NEWS
(from the
November 2005 Maine Townsman)

Boothbay: A Barters Island parcel will be preserved as a working waterfront, thanks to a generous donation by a Boothbay Harbor couple. The donation allowed the Boothbay Region Land Trust to acquire the 1.9-acre parcel. This acquisition will enable lobstermen to store materials on the site, and will also benefit hikers and kayakers.

Northport: A state hearing examiner reviewed selectmen’s March denial of a liquor license application and subsequent appeal hearing in June, and recently ruled in favor of the town. Application had been made by a Route 1 motel’s representative and was denied by town officials for four reasons which were upheld by the examiner.

Fryeburg: Voters unanimously enacted a six-month moratorium on the issuance of permits for large-scale extraction of water for commercial purposes. A primary purpose of the moratorium is to prevent an “overburdening of public facilities.” Town officials are planning to review and update local land use regulations during the six months that the moratorium is in effect.

East Machias: Officials are considering changing the town’s fiscal year to July-June. Among the reasons cited for the change were a new school department and paying for one audit rather than two. A hearing and special town meeting will be held to decide the issue.

New Gloucester: Selectmen have signed an agreement to purchase 25 acres for a fire station. The land will be purchased for $168,000, pending approval by voters.

Wells: The Fire Department was recognized for its clean safety record, and received an award from the Residential Fire Safety Institute for recording zero fire-related deaths in the town in 2004.

Jonesport: Municipal officials met with the sheriff of Washington County on October 19, and contracted with the county to assign a deputy (a new position) to the town, to be paid for by the town. The county has been in a similar contract with Lubec for 12 years. The deputy will use the town’s cruiser and the county will pay the insurance and purchase gas for it. The cruiser has sat unused since its purchase in 2003 when the town was considering establishing its own police department.

Farmington: Eight employees (highway workers) of the public works department’s bargaining unit will receive a 5.2 percent cost-of-living raise in 2006. The 5.2 figure is based on the September federal consumer price index (CPI). A new three-year contract, approved by the board of selectmen, removes the town’s long-standing 3 percent cap on raises. Also, employees and the town will now share any increase in insurance costs equally.

Washington: At a special town meeting, residents voted to allow the board of selectmen to renegotiate the town’s snowplowing and sanding contracts.

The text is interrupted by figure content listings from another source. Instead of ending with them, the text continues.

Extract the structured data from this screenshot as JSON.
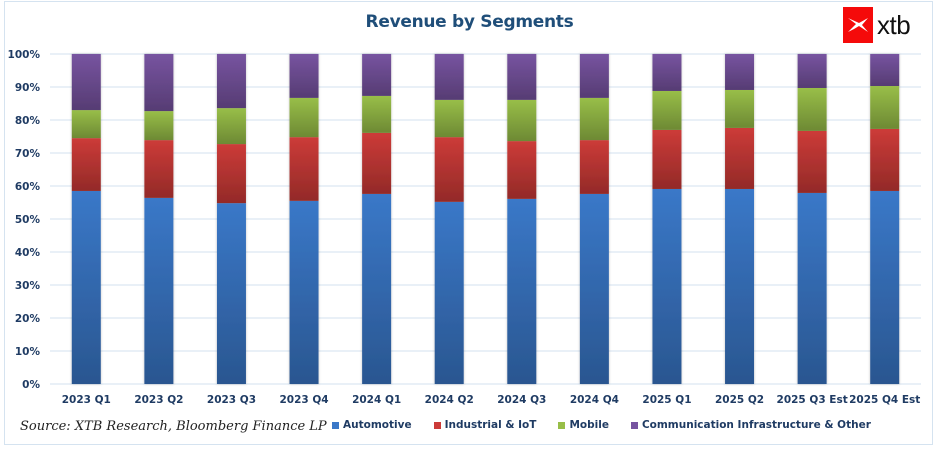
{
  "branding": {
    "logo_text": "xtb",
    "logo_color": "#f50a0a"
  },
  "source_note": "Source: XTB Research, Bloomberg Finance LP",
  "chart_data": {
    "type": "bar",
    "stacked": true,
    "normalized": true,
    "title": "Revenue by Segments",
    "xlabel": "",
    "ylabel": "",
    "ylim": [
      0,
      100
    ],
    "y_ticks": [
      0,
      10,
      20,
      30,
      40,
      50,
      60,
      70,
      80,
      90,
      100
    ],
    "y_tick_labels": [
      "0%",
      "10%",
      "20%",
      "30%",
      "40%",
      "50%",
      "60%",
      "70%",
      "80%",
      "90%",
      "100%"
    ],
    "grid": true,
    "legend_position": "bottom",
    "categories": [
      "2023 Q1",
      "2023 Q2",
      "2023 Q3",
      "2023 Q4",
      "2024 Q1",
      "2024 Q2",
      "2024 Q3",
      "2024 Q4",
      "2025 Q1",
      "2025 Q2",
      "2025 Q3 Est",
      "2025 Q4 Est"
    ],
    "series": [
      {
        "name": "Automotive",
        "color": "#3a78c8",
        "values": [
          58.5,
          56.4,
          54.8,
          55.5,
          57.6,
          55.2,
          56.1,
          57.6,
          59.1,
          59.1,
          57.9,
          58.5
        ]
      },
      {
        "name": "Industrial & IoT",
        "color": "#cc3b38",
        "values": [
          16.0,
          17.5,
          17.9,
          19.3,
          18.5,
          19.6,
          17.5,
          16.3,
          17.9,
          18.5,
          18.8,
          18.8
        ]
      },
      {
        "name": "Mobile",
        "color": "#98be48",
        "values": [
          8.5,
          8.8,
          10.9,
          11.9,
          11.2,
          11.3,
          12.5,
          12.8,
          11.8,
          11.5,
          13.0,
          13.0
        ]
      },
      {
        "name": "Communication Infrastructure & Other",
        "color": "#7754a0",
        "values": [
          17.0,
          17.3,
          16.4,
          13.3,
          12.7,
          13.9,
          13.9,
          13.3,
          11.2,
          10.9,
          10.3,
          9.7
        ]
      }
    ]
  }
}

The existing contracts had been written three years ago, when fuel costs were lower.

Enfield: Town officials here hope to negotiate a tax break with owners of a new spruce mill expected to open in 2006. The board of selectmen was scheduled to meet on November 14 to discuss tax increment financing options for the new $17 million Pleasant River Lumber Co. mill. The mill is expected to employ 70 full-time people.

Houlton: Councilors voted to accept $25,000 from the Sockanossett Hose Co., a volunteer unit of the fire department, to be applied toward the purchase of a new rescue truck. The firefighters’ presentation of funds during a town council meeting served to emphasize the significance of the need. The truck’s estimated cost is $200,000. No request for bids has been sent out as yet.

Perry: An Oklahoma developer who had originally planned to put a liquefied natural gas (LNG) facility in this coastal town, but failed to win voter approval in March, is now interested in placing only storage tanks in the town. The developer is evaluating a potential site for purchase.

Blue Hill: Selectmen recently opened bids on a wharf-rebuilding project, and found bids coming in much higher than anticipated. Consultants report that fuel cost uncertainty is driving the bid prices up. One of the lowest bids was a base bid of $210,000. Voters had approved spending $85,000 [in town funds] on the project. With a DOT matching of funds, plus two grants, the town will still be lacking $45,000. Selectmen will set a date for a special town meeting, allowing voters to decide how to proceed.

Oakland: Three businesses – a gift shop, a coffee shop, and an independent pharmacy – opened recently filling once empty buildings downtown. The pharmacy fills a space that has been vacant for two years.